Sometimes inventions appear totally unanticipated. The image sensor, CCD, or charge-coupled device, is such an invention. Without the CCD, the development of digital cameras would have taken a slower course. Without CCD we would not have seen the astonishing images of space taken by the Hubble space telescope, or the images of the red desert on our neighboring planet Mars.

This was not what the inventors of the CCD, Willard Boyle and George Smith, had imagined when they began their work. One day in September 1969, they outlined the basis of an image sensor on a blackboard in Boyle’s office. At that time they did not have photographic images in mind. Their aim with the CCD was to create a better electronic memory. As a memory device it is now forgotten. However, they did come up with an indispensable part of modern imaging technology. The CCD is yet another success story of our electronic era.

Images become digital

Just like many other devices in the electronics industry, a digital image sensor, CCD, is made out of silicon. The size of a stamp, the silicon plate holds millions of photocells sensitive to light. The imaging technique makes use of the photoelectric effect which was first theorized by Albert Einstein and earned him 1921’s Nobel Prize.

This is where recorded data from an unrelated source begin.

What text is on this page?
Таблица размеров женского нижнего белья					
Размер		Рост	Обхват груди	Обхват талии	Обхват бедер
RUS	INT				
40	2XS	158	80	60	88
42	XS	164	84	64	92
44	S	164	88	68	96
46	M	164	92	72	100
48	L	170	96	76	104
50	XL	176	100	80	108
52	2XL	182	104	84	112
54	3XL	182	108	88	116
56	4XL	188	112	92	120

The effect occurs when light hits the silicon plate and knocks out electrons in the photocells. The liberated electrons are gathered in the cells which become small wells for them. The larger the amount of light, the larger the number of electrons that fill these wells.

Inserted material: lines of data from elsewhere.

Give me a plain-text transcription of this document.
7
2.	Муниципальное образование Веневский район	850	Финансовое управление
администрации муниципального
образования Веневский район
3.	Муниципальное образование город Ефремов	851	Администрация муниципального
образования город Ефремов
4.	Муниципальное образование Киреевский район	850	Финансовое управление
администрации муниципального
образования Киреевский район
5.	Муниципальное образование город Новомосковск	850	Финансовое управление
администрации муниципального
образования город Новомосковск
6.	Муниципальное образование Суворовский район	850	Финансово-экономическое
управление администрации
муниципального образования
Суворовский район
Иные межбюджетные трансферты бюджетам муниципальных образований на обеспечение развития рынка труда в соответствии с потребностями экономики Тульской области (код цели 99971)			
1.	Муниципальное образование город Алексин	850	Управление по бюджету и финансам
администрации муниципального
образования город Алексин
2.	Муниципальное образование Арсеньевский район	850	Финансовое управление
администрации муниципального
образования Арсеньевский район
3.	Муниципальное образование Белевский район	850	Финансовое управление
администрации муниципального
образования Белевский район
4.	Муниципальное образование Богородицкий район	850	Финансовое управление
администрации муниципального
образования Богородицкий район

When voltage is applied to the CCD array, the content of the wells can be progressively read out; row by row, the electrons slide off the array onto a kind of a conveyor belt. So for example, an array of 10 x 10 image points is transformed into a 100 points long chain. In this manner the CCD transforms the optical image into electric signals that are subsequently translated into dig­ital ones and zeros. Each cell can then be recreated as an image point, a pixel. When the width of a CCD, expressed in pixels, is multiplied with its height, the image capacity of the sensor is obtained. Thus a CCD with 1280 x 1024 pixels yields a capacity of 1.3 megapixels (1.3 million pixels).

The CCD renders an image in black and white, so various filters have to be used in order to obtain the colors of light. One kind of filter that contains one of the base colors red, green or blue, is placed over every cell in the image sensor. Owing to the sensitivity of the human eye, the number of green pixels needs to be twice that of the blue or red pixels. For more advanced imaging, a number of filters may be used.

Challenges at work

The fact that Boyle and Smith got the idea for the CCD during their short brainstorming session 40 years ago can be attributed to the internal politics of their employer. Their boss at Bell Labs outside New York, encouraged them to take on the challenge and enter a competition regard­ing the development of a better bubble memory, another one of the Bell Labs’ inventions. When the basic design for the CCD was finished, it would only take a week before technicians assembled the first prototype. As a memory it is long forgotten, but the CCD has become the center of many digital imaging techniques.

The American George Smith was hired at Bell Labs in 1959, and took out 30 patents during his time at the company. When he retired in 1986, he could at last dedicate himself fully to his life-long passion —sailing on the great seas, which has brought him around the globe many times.

By 1969, Willard Boyle had made many important discoveries, for instance in relation with the development of the world’s first continuous red light laser. Boyle was born in a distant part of Nova Scotia in Canada, and was educated at home by his mother until the age of 15. He began to work at Bell Labs in 1953, and in the 1960s he joined the 400 000 scientists in the USA whose efforts were to put the first man on the moon on 20 July 1969.